Project 51: Convex Optimization and KKT Solver

A self-contained deep-dive from the canonical Math from Foundations to Machine Learning curriculum.

  • Difficulty: Level 4: Expert
  • Time: 2-3 weeks
  • Language: Python
  • Prerequisites: Projects 20, 26, 33-34, and 36
  • Source: ML-Math P25

What You Will Build

Implement a small constrained convex-optimization system that reports mathematical certificates, not only a low objective value. Support at least two problem families, such as L2-regularized logistic regression under an L1 budget and a convex quadratic program with affine inequalities. Validate declared problem structure, run a projected, primal-dual, or barrier-based method, and record primal/dual objectives, feasibility, stationarity, complementary slackness, and duality gap each iteration. Include deliberately infeasible and non-convex inputs so the solver distinguishes bad models from failed convergence.

Real World Outcome

A run returns a candidate solution plus a certificate report: objective values, duality gap, every KKT residual, active constraints, stopping reason, and pass/fail tolerance. Convergence plots show whether optimization, feasibility, and certification improve together; infeasible cases receive explicit diagnostics.

Core Question

How can you certify that a constrained solution is genuinely optimal rather than merely the best point your algorithm happened to find?

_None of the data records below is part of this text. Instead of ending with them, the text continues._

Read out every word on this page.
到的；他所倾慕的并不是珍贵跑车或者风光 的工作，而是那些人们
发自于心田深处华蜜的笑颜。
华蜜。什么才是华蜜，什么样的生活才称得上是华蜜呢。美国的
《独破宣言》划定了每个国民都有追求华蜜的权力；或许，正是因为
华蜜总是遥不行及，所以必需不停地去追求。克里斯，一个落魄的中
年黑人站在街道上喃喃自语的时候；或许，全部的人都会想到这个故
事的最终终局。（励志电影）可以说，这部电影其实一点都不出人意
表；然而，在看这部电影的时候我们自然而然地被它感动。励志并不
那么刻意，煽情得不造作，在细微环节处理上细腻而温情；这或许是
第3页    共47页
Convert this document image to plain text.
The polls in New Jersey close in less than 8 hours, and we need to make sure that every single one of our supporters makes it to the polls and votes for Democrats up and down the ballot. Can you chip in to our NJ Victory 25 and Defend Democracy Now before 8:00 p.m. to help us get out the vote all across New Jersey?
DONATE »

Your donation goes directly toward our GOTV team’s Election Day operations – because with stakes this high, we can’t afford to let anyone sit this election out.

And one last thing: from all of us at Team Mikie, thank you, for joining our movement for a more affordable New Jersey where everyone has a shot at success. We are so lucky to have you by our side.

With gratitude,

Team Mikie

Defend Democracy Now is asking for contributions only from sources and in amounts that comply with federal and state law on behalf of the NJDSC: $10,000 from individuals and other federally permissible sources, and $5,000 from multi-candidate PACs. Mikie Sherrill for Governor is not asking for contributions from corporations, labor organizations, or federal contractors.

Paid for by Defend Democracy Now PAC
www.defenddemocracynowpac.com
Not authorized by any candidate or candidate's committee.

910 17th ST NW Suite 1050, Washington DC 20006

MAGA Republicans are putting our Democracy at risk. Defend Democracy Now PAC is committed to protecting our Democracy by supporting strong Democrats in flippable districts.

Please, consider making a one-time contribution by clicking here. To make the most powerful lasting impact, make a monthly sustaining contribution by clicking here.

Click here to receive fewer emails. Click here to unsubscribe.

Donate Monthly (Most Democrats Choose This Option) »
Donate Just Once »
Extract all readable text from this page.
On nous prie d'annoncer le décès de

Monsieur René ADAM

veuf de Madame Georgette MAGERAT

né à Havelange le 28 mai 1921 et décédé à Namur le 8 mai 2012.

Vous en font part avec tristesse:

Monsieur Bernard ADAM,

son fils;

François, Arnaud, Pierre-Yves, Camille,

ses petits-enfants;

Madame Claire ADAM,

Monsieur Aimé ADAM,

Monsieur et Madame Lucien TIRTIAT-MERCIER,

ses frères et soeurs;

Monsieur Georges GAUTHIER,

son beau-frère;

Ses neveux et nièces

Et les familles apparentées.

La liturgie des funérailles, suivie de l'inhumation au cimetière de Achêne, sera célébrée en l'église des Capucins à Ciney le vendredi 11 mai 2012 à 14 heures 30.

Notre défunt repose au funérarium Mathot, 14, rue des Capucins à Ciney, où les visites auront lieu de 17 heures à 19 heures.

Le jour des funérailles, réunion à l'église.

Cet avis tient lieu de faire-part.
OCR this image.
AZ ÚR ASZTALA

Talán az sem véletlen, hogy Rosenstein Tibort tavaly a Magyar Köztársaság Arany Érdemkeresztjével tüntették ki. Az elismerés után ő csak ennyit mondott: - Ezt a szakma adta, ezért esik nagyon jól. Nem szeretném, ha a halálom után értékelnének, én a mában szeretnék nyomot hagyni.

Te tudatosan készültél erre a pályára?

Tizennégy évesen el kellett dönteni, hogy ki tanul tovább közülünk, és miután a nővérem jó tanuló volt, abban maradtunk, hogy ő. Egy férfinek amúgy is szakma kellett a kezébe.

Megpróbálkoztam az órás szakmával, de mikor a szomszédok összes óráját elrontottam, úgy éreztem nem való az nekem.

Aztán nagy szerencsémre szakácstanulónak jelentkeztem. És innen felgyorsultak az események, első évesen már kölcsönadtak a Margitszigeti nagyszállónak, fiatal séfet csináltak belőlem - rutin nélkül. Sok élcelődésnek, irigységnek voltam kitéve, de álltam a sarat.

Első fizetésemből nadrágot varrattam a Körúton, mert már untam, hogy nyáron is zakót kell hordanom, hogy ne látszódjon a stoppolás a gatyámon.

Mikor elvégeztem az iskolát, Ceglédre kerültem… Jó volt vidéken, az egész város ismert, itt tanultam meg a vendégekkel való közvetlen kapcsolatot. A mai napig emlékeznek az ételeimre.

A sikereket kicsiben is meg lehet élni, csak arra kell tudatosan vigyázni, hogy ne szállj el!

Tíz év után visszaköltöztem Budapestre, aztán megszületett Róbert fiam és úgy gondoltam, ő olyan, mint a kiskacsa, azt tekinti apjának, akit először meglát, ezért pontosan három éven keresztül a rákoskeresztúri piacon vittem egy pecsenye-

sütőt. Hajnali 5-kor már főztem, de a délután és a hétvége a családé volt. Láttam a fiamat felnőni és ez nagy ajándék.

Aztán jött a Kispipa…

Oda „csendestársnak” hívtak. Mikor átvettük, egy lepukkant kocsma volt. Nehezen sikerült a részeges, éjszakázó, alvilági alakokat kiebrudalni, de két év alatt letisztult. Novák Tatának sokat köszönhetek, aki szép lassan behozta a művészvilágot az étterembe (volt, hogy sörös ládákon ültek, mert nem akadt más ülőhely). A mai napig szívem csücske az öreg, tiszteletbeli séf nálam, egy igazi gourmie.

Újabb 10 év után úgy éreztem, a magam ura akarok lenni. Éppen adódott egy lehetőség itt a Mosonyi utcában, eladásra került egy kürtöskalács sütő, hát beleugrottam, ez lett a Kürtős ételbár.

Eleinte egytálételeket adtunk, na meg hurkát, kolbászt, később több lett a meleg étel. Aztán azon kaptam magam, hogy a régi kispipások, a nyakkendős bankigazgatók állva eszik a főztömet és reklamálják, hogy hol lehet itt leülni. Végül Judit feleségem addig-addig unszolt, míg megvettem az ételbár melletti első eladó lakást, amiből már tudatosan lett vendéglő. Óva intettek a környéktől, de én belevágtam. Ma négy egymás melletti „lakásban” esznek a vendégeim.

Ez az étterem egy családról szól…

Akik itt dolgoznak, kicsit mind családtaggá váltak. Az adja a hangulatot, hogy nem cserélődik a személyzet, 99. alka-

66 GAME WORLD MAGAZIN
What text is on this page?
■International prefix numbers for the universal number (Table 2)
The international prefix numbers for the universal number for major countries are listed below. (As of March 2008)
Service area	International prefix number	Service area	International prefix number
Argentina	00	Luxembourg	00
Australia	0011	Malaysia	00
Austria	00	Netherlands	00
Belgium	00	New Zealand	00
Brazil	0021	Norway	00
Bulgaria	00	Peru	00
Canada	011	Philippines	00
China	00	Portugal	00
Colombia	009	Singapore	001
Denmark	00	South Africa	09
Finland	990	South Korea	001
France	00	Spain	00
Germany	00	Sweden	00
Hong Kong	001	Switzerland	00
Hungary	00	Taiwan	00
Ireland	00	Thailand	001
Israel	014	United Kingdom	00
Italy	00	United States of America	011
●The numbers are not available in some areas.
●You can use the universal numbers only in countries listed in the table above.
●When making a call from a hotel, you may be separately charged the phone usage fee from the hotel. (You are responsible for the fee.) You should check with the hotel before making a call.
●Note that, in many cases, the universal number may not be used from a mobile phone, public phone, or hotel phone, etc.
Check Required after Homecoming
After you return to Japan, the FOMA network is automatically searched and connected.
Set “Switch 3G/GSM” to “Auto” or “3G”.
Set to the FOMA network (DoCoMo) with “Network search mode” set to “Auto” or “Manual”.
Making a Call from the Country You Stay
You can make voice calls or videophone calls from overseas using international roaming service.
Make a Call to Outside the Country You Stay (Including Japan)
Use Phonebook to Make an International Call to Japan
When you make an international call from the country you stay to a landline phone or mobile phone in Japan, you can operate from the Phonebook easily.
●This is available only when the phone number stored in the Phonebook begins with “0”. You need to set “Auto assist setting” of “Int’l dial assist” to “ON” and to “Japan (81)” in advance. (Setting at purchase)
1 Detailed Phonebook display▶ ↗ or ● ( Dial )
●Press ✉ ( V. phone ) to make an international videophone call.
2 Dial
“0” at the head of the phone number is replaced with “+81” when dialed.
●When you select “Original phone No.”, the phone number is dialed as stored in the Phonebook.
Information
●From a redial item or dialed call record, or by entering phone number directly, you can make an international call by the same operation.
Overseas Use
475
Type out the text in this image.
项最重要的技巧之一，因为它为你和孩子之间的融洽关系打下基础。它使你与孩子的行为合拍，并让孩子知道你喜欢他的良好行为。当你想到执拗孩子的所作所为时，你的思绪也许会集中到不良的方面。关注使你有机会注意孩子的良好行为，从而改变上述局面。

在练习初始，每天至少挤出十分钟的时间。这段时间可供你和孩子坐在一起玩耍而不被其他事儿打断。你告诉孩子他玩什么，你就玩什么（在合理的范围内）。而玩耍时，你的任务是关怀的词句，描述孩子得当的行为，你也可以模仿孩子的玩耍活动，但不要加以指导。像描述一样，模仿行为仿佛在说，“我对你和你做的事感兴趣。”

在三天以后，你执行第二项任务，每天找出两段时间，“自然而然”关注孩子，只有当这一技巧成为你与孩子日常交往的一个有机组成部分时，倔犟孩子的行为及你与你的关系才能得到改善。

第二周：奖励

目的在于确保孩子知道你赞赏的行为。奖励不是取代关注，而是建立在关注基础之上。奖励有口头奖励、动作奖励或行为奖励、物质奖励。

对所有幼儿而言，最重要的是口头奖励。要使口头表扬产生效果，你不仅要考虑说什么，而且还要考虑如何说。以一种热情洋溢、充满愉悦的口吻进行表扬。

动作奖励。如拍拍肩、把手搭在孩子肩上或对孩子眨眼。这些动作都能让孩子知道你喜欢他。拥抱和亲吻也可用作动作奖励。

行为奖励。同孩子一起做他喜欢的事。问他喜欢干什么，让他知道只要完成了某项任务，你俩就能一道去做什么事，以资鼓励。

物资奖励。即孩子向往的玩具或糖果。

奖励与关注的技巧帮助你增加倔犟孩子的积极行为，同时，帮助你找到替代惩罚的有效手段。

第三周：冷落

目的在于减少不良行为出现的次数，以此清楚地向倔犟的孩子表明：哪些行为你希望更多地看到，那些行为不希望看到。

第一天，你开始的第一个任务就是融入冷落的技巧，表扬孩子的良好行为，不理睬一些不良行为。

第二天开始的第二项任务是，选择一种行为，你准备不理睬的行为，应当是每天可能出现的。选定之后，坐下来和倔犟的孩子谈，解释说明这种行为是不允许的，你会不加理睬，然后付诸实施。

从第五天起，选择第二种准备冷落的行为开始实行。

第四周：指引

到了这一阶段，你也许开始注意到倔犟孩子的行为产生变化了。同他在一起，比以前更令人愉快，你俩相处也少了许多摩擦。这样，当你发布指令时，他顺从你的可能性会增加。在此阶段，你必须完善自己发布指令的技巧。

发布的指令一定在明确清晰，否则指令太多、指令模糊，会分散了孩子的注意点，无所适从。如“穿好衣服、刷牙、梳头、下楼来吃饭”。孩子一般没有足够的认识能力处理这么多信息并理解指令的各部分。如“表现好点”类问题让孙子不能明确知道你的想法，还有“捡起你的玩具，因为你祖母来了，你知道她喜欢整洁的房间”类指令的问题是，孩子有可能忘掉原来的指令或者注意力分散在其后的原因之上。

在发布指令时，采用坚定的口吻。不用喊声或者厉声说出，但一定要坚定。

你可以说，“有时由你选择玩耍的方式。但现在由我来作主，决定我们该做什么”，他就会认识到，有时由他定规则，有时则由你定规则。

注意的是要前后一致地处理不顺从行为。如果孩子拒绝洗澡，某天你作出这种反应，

Concepts You Must Understand First

  • Convex sets/functions and composition rules — Boyd and Vandenberghe, Convex Optimization.
  • Lagrangians, dual functions, weak/strong duality, and Slater’s condition.
  • KKT stationarity, primal feasibility, dual feasibility, and complementary slackness.
  • Projected/primal-dual gradient methods, line search, and stopping criteria.
  • Conditioning and stable linear solves — Projects 29-30.

Build Milestones

  1. Define typed objectives/constraints with gradient, shape, and convexity checks.
  2. Implement one solver and test it first on a one- or two-dimensional problem with known optimum.
  3. Derive dual quantities and compute normalized KKT residuals and duality gap every iteration.
  4. Add a second constrained ML problem plus infeasible and invalid-problem cases.
  5. Compare solutions with a trusted solver and generate a certificate-focused report.

Hints in Layers

  1. Separate “candidate generation” from “candidate certification” so either component can be tested alone.
  2. Normalize residuals by relevant data/solution scales before comparing them with tolerances.
  3. Plot objective and feasibility together; objective improvement can hide constraint violation.

Common Pitfalls and Debugging

  • Objective falls while the answer remains invalid: feasibility is ignored. Track maximum constraint violation and reject uncertified output.
  • KKT residual stays large near a trusted optimum: Lagrangian sign or multiplier convention is inconsistent. Verify a hand-solvable inequality case.
  • Duality gap is negative unexpectedly: primal/dual formulas or numerical tolerances are wrong. Recheck minimization bounds and report tiny roundoff separately.

Definition of Done

  • Two constrained convex problem families are supported and validated.
  • Every run reports all KKT components, primal/dual values, and stopping reason.
  • Known analytic examples and a trusted solver agree within justified tolerances.
  • Infeasible and non-convex inputs do not receive false optimality claims.
  • Convergence plots distinguish objective, feasibility, residual, and gap behavior.
  • The tolerance/certification policy is documented with scale-aware reasoning.